Most companies that operate vehicles under 10,000 GVWR are receiving a mandatory education on how to adapt to the vast array of tire pressure monitoring systems (TPMS). In some cases, the lessons are relatively quick and painless. On the other hand, for some it's become a nightmare where components and relearn procedures depend on the year, make and model. As I've said in this column and in numerous presentations over the years, fleets must band together and demand standardization among truck and trailer manufacturers to ensure that equipment can be interchanged and easily serviced without exception to avoid these problems.
While consumers were not given a choice when it comes to TPMS, trucking companies have yet to experience even a whisper of a federal mandate. The National Highway Traffic Safety Administration (NHTSA) has been working on new truck tire testing requirements for years and as of July 1, nothing has been released. Beltway insiders continue to hint that TPMS for vehicles over 10,000 GVWR will be on the radar screen soon, but history has shown that NHTSA will likely need years to produce a standard that accounts for all of the variables.
That being said, the tsunami of escalating diesel prices and tire/retread costs may force the hand of the industry before the government even has a chance to consider a mandate. Since improper inflation pressure reduces both fuel and tread mileage, it would appear that fleets should have unbelievable incentive to at least investigate the benefits of TPMS. The facts indicate that trucking companies have been incredibly slow to embrace this technology. One of the leading aftermarket manufacturers reported second-quarter earnings for FY 2008 decreased when compared to the same period in FY 2007, and most of the tractor and trailer OEMs have yet to offer TPMS as an option for new equipment.
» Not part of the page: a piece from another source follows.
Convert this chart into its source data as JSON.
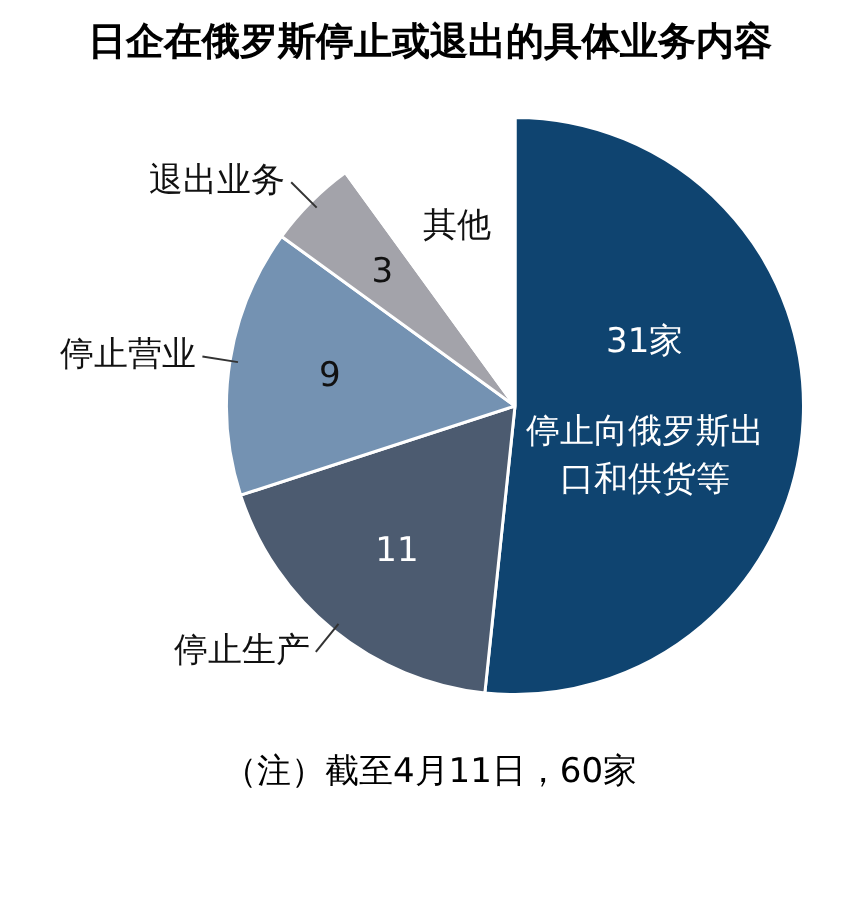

The lack of inclusion for this technology in the trucking industry is both mind-boggling and shortsighted. With increased global demand for oil and natural rubber, two of the key materials needed to build tires, it's highly unlikely that prices will ever decrease. So a hypothetical $100 investment in TPMS per tire today essentially protects an asset that may cost hundreds more to replace in a few years. To make matters worse, the same hypothetical $100 investment will continue to protect the next set of new tires or retreads so the lifetime cost would actually be measured in pennies.
Fleets need to get over the sticker shock and realize that TPMS will save money in the long run by reducing the number of underinflated tires that rob fuel mileage and steal tread life. There are going to be some short-term growing pains and at a time when profits are virtually nonexistent, a million-dollar investment in TPMS is probably the absolute last item on the finance department wish list. However, if tire manufacturers continue to raise prices 7-8% annually, new tire prices could double in less than ten years. For fleets on the leading edge, future tread mileage and fuel savings from the immediate implementation of TPMS will lessen the blow down the road. But companies that continue to sit on the sidelines and wait for the government might discover that thousands of dollars have been unnecessarily wasted because a few hundred were never spent in the first place.